You’ve watched me go from a hopeless case who would “never be a productive member of society” to a real life miracle. I got my associates degree, have a full time job that I’m good at, I’m a solid mother, and I’m going back to school in just a few weeks. Who would have thought? Who would have thought that something like this could have happened. I sure didn’t.
But it wasn’t all roses. After graduating from Mercy, I began struggling with my eating disorder again. The depression and anxiety started getting pretty bad. I knew I needed help. So I came back. I was worried that you wouldn’t want to take me on again. That your case load would be full. That you wouldn’t want to see me. But I was wrong. You took me back. And this time we were a team.
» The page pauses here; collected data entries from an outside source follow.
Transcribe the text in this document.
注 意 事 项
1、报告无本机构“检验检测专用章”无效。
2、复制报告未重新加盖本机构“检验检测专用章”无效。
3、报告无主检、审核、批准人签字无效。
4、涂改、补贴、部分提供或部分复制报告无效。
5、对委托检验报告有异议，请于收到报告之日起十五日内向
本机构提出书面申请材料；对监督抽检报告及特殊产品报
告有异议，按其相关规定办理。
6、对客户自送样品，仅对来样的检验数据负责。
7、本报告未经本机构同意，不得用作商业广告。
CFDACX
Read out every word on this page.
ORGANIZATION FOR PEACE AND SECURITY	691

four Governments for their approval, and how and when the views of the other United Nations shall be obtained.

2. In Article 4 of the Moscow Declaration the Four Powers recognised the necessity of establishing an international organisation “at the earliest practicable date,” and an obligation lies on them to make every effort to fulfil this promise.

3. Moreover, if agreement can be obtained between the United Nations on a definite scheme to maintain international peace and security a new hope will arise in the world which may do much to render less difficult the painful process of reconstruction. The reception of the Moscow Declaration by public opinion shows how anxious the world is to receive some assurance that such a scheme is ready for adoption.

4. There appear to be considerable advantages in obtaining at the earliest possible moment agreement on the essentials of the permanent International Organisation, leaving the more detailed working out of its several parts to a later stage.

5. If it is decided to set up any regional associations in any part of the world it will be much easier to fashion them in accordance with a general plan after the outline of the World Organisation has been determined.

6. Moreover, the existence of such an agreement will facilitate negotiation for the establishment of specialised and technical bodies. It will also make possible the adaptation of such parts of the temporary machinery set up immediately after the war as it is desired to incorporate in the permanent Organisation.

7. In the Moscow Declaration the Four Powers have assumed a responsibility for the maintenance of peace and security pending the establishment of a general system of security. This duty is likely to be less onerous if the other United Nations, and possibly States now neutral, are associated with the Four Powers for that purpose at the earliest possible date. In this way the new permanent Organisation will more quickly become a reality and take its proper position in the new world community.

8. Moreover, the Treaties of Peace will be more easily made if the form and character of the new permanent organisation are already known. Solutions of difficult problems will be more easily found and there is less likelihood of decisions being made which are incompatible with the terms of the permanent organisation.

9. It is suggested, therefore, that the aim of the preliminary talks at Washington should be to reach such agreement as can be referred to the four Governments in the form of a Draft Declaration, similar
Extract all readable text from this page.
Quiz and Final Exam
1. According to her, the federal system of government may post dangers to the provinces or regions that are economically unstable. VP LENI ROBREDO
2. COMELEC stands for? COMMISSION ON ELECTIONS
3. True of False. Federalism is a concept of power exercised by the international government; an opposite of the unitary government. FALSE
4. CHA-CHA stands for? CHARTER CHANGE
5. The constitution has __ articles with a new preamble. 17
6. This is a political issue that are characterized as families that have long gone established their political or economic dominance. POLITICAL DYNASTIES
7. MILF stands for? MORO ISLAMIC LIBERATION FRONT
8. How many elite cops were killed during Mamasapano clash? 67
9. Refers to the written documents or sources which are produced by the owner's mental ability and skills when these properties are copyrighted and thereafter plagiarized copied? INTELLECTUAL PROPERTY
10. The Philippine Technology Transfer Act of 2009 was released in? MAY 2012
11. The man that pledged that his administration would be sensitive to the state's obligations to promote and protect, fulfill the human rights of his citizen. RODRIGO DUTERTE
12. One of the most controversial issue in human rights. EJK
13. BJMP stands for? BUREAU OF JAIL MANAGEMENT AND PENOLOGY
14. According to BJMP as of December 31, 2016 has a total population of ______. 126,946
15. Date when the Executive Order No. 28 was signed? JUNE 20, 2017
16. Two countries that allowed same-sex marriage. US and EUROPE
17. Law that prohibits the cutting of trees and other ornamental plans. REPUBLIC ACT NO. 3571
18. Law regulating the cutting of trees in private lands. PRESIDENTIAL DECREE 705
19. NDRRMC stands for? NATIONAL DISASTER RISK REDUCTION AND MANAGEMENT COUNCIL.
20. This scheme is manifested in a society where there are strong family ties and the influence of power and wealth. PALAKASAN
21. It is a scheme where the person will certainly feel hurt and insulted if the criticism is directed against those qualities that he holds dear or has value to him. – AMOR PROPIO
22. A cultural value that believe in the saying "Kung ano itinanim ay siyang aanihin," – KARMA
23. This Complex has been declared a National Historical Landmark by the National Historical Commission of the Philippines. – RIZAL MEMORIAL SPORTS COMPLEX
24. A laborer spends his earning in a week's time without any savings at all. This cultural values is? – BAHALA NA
I don’t think you know how much it meant that you didn’t hold my past against me. That you took me for who I was at that point in time. Not my past self. My current self. You saw me. You took my history into consideration, but you did not hold it against me. I never felt judged again. I felt like an equal.
I know I wasn’t always easy. Or compliant. I like to think I kept you on your toes. Didn’t want you to get bored or anything, you know? But you never got exasperated with me and you never gave up. You kept pushing me to do the next right thing. You kept saying you believed in me because you had seen what I was capable of. When I didn’t believe. When I didn’t see. You did.
I want to say thank you. Thank you for everything. For saving my life. For caring about me. For believing in me. For ensuring that I received the best care possible. For your time. For your energy. For your tinkering with my meds. For your problem solving skills. For making time for me. For making me feel important. Thank you.
I also want to say that I will miss you. This is a huge loss for me. You have played such a huge role in my journey towards recovery and it’s still hard to picture life without you. Even after a month and a half. It’s still hard.
And I imagine it must be hard for you, as well. For someone who cares as much as you do about your patients, it must be difficult to let it all go. To say goodbye. I don’t think you’ll ever stop caring. And that has to be tough.
But it’s time for the next steps in your career. And I consider myself lucky to have been your patient. Having you as my psychiatrist was truly a blessing in my life and I’m not sure that you can ever be replaced. I am eternally grateful for all you’ve done for me and my family.